I started to lose focus. The straight red lines on my skin turned wavy. The peeling paint on the yellow wall turned gray. What? What? I started feeling sick. Pain shot up my arm. From my wrist, through my shoulders. Pain, pain. Suddenly, the bathroom was spinning. Waves of panic hit me. Boom! The razor left my hands. I groped around for the sides of the walls, desperately looking for something to hold on to. Fuzzy blackness crept into my vision. I couldn’t see. My head was pounding, and my world was black. I felt the nausea rising, up, up. The water was falling down, down, down.
   The next thing I knew, the shower was gone.
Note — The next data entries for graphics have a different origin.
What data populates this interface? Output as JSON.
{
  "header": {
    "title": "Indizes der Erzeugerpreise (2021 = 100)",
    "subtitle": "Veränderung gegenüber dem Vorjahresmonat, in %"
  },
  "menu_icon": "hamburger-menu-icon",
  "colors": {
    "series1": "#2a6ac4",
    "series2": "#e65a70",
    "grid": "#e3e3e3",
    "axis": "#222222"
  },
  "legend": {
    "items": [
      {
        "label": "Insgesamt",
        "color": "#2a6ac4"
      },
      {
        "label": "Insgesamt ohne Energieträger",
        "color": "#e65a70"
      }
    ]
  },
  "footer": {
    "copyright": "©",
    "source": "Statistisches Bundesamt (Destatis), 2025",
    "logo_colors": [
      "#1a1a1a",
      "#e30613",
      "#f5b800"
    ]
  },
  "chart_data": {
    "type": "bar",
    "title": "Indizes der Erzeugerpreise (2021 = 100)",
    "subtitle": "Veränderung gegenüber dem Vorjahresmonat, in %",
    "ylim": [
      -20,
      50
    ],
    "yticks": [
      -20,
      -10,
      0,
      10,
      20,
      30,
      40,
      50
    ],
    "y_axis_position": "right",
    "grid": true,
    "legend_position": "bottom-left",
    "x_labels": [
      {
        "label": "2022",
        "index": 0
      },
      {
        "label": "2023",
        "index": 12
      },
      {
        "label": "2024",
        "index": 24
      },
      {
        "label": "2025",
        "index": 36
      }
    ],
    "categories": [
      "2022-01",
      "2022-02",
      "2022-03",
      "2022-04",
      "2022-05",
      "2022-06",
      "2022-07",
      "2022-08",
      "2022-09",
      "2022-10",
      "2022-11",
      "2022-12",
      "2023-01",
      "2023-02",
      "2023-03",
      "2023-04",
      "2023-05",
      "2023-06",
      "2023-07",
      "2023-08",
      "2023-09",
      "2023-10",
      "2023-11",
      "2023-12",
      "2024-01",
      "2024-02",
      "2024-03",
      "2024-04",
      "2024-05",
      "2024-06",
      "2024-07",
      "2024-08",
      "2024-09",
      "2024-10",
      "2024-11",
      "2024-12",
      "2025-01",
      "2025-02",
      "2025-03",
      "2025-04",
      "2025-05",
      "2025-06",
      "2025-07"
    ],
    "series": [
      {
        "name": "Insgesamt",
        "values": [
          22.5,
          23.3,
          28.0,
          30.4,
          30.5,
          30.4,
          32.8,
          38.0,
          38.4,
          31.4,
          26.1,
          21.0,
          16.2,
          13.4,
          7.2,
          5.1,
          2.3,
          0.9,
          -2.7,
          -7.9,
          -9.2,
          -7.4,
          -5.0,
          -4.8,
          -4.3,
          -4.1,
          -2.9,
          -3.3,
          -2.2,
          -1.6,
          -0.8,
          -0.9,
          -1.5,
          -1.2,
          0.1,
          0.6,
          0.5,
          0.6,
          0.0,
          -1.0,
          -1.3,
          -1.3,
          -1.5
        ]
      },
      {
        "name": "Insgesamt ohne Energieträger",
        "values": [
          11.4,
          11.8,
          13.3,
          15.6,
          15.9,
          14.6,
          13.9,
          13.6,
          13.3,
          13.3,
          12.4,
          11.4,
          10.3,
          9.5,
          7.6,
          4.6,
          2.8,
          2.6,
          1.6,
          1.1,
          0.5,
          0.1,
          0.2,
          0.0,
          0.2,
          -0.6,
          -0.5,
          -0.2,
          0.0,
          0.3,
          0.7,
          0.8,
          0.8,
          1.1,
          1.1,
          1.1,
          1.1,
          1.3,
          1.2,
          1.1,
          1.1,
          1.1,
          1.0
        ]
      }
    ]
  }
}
I was on the ground. The sound of the shower behind me, beating the tile. The dim light, flickering on, off. On, off. The room was still in circles, then up, down. Up, down. The cooled drops of water slid down my back, dripping, dripping.
I don’t know how long I lay on the hard, dirty floor, how long it took for the water to turn to cold drops, forcing my body into jerking shivers. How long it took for my tears to become part of the small pool of blood an water now surrounding me. The rain of the shower lulled me to my dark sleep. No more, I told myself. Not this time. Not this time.